Bir yılın daha sonuna ulaştık. Dünyanın hiç de hazır olmadığı, beklemediği zorluklarla dolu olan 2020’yi tamamlayıp 2021’e hazırlanırken, yeni bir ekonomik sistemin ilk yapı taşlarının döşenmeye başlandığına da şahit oluyoruz. Küreselleşmeden yerelleşmeye evrilmeye başlanılan bu yeni sistemde ülkeler ve bölgeler arasındaki ticaretin kuralları da yeniden ele alınacak. Diğer yandan, etkisini giderek daha fazla hissetmeye başladığımız ve artık önlem almanın kaçınılmaz olduğu iklim ve enerji konularında da yeni bir dönemin eşiğindeyiz. Önümüzdeki dönemde “Yeşil Ekonomi” ve “Döngüsel Ekonomi” hiç olmadığı kadar çok konuşulacak, üretim süreçleri ve ekonominin tüm yapı taşları bu iki önemli başlık ile yeniden şekillenecek. Bu yeni dönemde üreticilerin ve ülkelerin yaşayabilecekleri sorunların çözümü için ellerinde olan kaynakların başında ise dijitalleşme geliyor. Temelde, Endüstri 4.0 ile tanıştığımız dijitalleşme artık hayatımızın hemen her alanında giderek daha fazla yer ediniyor. Özellikle salgın döneminde geleneksel ticarette yaşanan pek çok sorun başlığının dijital aksiyonlarla telafi edilmesi, kurumların hiç olmadığı kadar dijitalleşmeye yönelmesi, bir anlamda salgının dünyaya kazandırdığı tek artı değer oldu. Peki, dijitalleşmenin ateşleyicisi nedir? Bu sorunun tek bir yanıtı var: İnovatif düşünce. Türkiye’de inovatif düşünce ve inovasyon kültürünün en önemli destekçilerinden biri de Türkiye İhracatçılar Meclisi ve “TİM İnovasyon ve Girişimcilik Akademisi” çatısı altında sürdürülen faaliyetler olarak öne çıkıyor.

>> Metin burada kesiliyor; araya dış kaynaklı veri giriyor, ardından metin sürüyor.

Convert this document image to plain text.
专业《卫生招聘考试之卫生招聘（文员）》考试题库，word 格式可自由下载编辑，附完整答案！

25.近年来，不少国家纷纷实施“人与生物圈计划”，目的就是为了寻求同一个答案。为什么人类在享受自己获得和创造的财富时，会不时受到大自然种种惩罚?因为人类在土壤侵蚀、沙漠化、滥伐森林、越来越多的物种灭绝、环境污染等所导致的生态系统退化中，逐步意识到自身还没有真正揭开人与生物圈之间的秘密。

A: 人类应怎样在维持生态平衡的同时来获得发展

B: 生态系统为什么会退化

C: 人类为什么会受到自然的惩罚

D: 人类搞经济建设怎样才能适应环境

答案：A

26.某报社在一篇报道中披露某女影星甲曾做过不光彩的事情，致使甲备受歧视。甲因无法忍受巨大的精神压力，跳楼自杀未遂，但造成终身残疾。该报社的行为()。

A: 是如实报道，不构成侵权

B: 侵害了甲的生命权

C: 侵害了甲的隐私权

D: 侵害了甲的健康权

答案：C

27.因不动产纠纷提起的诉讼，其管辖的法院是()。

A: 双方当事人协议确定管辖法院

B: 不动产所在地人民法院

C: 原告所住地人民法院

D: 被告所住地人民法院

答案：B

GELECEĞE AÇILAN KAPININ ANAHTARI: İNOVASYON
Teknoloji hiç durmuyor ve geleceğin üretim süreçlerinde bugün olduğundan daha fazla ve güçlü teknolojiler kullanacağımızı biliyoruz. Küresel ticarette ayakta kalabilmenin, toplumların aydınlık ve refah içinde bir geleceğe sahip olabilmesinin yolu da teknolojiye uyum sağlamaktan; teknolojiyi satın alan değil geliştiren olmaktan geçiyor. İnovatif düşünce ve etkin bir inovasyon ekosistemini kurup işletebilmek ise bu geleceğe açılan kapının anahtarı olması açısından önem taşıyor. Yani, geleceğimiz, inovasyona dayalı bir kalkınma modelinden geçiyor. “TİM İnovasyon ve Girişimcilik Akademisi”, işte bu bilinçle sürdürdüğü faaliyetlerine, salgınla mücadele içinde geçirdiğimiz 2020’de de devam etti. Türkiye’nin inovasyon alanındaki ilk ve en kapsamlı uluslararası etkinliği olan “Türkiye İnovasyon Haftası”, gecikmeli de olsa Aralık ayının sonunda çevrim içi olarak gerçekleştirildi ve yine hepsi birbirinden önemli konularında uzman isimlerin katılımıyla inovasyona yönelik farkındalığı arttırmayı hedefledi. “İnovaTİM”, “İnovaLİG”, “İnoSuit”, “TİM-TEB Girişim Evleri”, “İklim Değişikliği ve Yeşil Mutabakat” ile “TİM KOBİ İhracat Seferberliği” başlıklarındaki diğer çalışmaların da katkısıyla, “TİM İnovasyon ve Girişimcilik Akademisi”, Türkiye’nin ihtiyacı olan güçlü bir inovasyon ekosisteminin kurulması, işlemesi ve katma değerli üretimin arttırılması ana hedefleriyle çalışmaya devam edecek.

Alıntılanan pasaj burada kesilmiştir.